Departamento de Patologia, Faculdade de Medicina FMUSP, Universidade de São Paulo, São Paulo, Brazil.
Laboratorio de Patologia do Fígado LIM 14, Hospital das Clinicas HCFMUSP, Faculdade de Medicina, Universidade de São Paulo, São Paulo, Brazil.
Histological grading typically reflects the biological behavior of solid tumors, thus providing valuable prognostic information. This is also expected in hepatocellular carcinoma (HCC), although limited access to biopsy samples and a lack of standardization might hinder its full predictive value in this cancer.
In order to better understand the current practices of histological grading in HCC, we examined the latest publications addressing its impact on the outcome of patients following surgical treatment.

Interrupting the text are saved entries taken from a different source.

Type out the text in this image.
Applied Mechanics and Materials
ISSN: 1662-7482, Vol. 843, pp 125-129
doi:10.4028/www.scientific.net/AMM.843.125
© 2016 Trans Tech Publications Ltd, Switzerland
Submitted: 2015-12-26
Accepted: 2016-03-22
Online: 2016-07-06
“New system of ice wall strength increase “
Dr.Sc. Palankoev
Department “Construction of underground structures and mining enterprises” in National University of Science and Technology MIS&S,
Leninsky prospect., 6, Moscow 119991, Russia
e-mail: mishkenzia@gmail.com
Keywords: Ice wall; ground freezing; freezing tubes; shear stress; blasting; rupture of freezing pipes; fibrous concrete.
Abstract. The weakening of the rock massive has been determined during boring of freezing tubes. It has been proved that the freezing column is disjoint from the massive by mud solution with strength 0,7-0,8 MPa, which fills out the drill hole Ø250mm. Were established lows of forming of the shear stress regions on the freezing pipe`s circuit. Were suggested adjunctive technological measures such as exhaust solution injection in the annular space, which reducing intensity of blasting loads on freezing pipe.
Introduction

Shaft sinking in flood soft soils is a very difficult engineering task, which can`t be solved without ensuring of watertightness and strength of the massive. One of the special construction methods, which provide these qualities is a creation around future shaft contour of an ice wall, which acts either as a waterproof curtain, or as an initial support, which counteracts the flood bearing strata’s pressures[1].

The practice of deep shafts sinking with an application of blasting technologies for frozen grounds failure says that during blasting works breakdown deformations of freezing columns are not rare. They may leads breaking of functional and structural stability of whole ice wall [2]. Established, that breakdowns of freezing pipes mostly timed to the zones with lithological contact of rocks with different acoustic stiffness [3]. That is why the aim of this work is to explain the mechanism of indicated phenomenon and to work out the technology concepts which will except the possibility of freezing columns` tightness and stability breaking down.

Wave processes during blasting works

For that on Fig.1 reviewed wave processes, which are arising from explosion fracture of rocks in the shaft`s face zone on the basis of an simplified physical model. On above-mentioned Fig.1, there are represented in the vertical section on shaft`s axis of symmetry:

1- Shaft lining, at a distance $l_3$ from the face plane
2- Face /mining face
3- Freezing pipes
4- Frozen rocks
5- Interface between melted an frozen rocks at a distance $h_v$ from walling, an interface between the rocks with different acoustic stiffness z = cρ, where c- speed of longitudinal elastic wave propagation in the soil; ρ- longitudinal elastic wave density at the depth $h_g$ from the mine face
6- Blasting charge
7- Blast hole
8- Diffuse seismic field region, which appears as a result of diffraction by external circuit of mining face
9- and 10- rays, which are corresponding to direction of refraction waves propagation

We searched the PubMed (MEDLINE) database under the headings "hepatocellular carcinoma," "grade OR grading," and "prognosis." Qualitative and quantitative assessment of publications was performed according to the reference they used to grade their tumors (e.g., Edmondson-Steiner, World Health Organization).
We reviewed a total of 216 articles: 114 enclosed adequate information and were included herein. Among these, we found divergences and inaccuracies in the histological grade assessment of this cancer, which might have led to a non-standardized grade distribution, with further impact on data analysis. Nevertheless, in most of them, poor tumor differentiation correlated with worse prognosis, expressed by lower overall and/or disease-free survival.
While histological grading of HCC has an important prognostic role, there is an unsatisfactory heterogeneity on the microscopic assessment of this tumor, urging for a movement toward standardization.